Making A Difference: An Impact Study of Big Brothers Big Sisters

The past decade has seen widespread enthusiasm for mentoring as a way to address the needs and problems of youth—butno firm evidence that mentoring programs produce results. We now have that evidence.

In this report, Public/Private Ventures (P/PV) provides scientifically reliable evidence that mentoring programs can positively affect young people. This evidence derives from research conducted at local affiliates of Big Brothers Big Sisters of America (BBBSA), the oldest, best-known and, arguably, the most sophisticated mentoring program in the United States. Big Brothers Big Sisters (BBBS) programs currently maintain 75,000 active matches between a volunteer adult and a youngster.
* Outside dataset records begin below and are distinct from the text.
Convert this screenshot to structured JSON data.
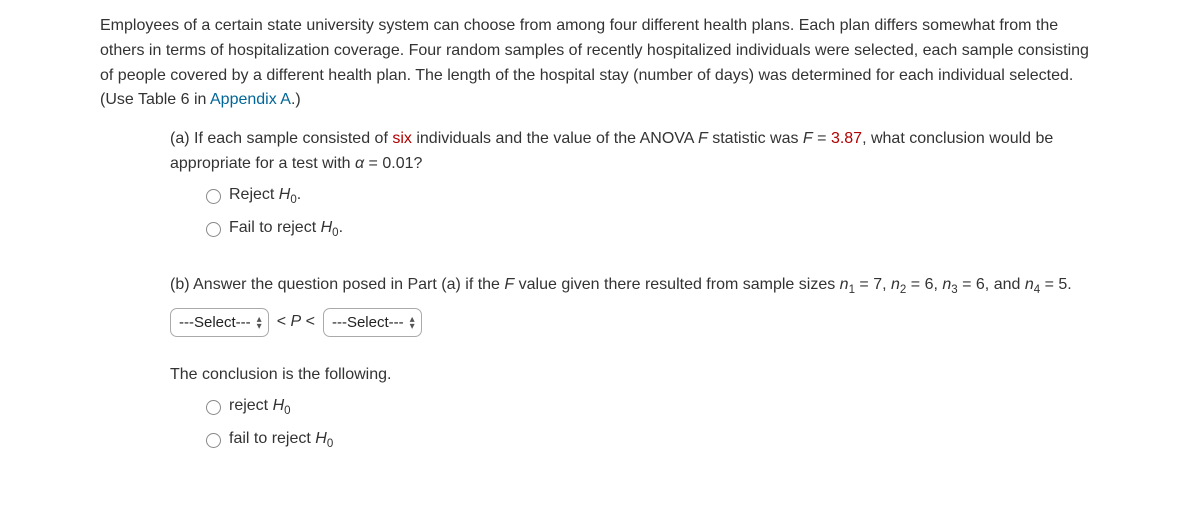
{
  "intro": {
    "text_before_link": "Employees of a certain state university system can choose from among four different health plans. Each plan differs somewhat from the others in terms of hospitalization coverage. Four random samples of recently hospitalized individuals were selected, each sample consisting of people covered by a different health plan. The length of the hospital stay (number of days) was determined for each individual selected. (Use Table 6 in ",
    "link_text": "Appendix A",
    "text_after_link": ".)"
  },
  "partA": {
    "prefix": "(a) If each sample consisted of ",
    "highlight": "six",
    "mid": " individuals and the value of the ANOVA ",
    "f_label": "F",
    "mid2": " statistic was ",
    "f_eq": "F",
    "eq_sign": " = ",
    "f_value": "3.87",
    "suffix": ", what conclusion would be appropriate for a test with ",
    "alpha": "α",
    "alpha_eq": " = 0.01?",
    "opt1_pre": "Reject ",
    "opt1_H": "H",
    "opt1_sub": "0",
    "opt1_dot": ".",
    "opt2_pre": "Fail to reject ",
    "opt2_H": "H",
    "opt2_sub": "0",
    "opt2_dot": "."
  },
  "partB": {
    "text1": "(b) Answer the question posed in Part (a) if the ",
    "f_label": "F",
    "text2": " value given there resulted from sample sizes ",
    "n1": "n",
    "n1_sub": "1",
    "n1_eq": " = 7, ",
    "n2": "n",
    "n2_sub": "2",
    "n2_eq": " = 6, ",
    "n3": "n",
    "n3_sub": "3",
    "n3_eq": " = 6, and ",
    "n4": "n",
    "n4_sub": "4",
    "n4_eq": " = 5.",
    "select1": "---Select---",
    "p_lt": "< ",
    "p_var": "P",
    "p_lt2": " <",
    "select2": "---Select---"
  },
  "conclusion": {
    "heading": "The conclusion is the following.",
    "opt1_pre": "reject ",
    "opt1_H": "H",
    "opt1_sub": "0",
    "opt2_pre": "fail to reject ",
    "opt2_H": "H",
    "opt2_sub": "0"
  }
}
Both the programs and matches are governed by carefully established procedures and criteria. P/PV conducted a comparative study of 959 10- to 16-year-olds who applied to BBBS programs in 1992 and 1993. Half of these youth were randomly assigned to a treatment group, for which BBBS matches were made or attempted; the other half were assigned to BBBS waiting lists. We compared the two groups after 18 months and found that participants in a BBBS program:

  • Were less likely to start using drugs and alcohol;
  • Were less likely to hit someone; 
  • Improved school attendance and performance, and attitudes
  • toward completing schoolwork; and 
  • Improved peer and family relationships. 

This report is part of P/PV’s eight-year investigation of a range of adult-youth relationship projects. In other reports, we have examined program practices; volunteer recruitment and screening in BBBS programs; and the characteristics of adult-youth relationships in BBBS and other mentoring programs.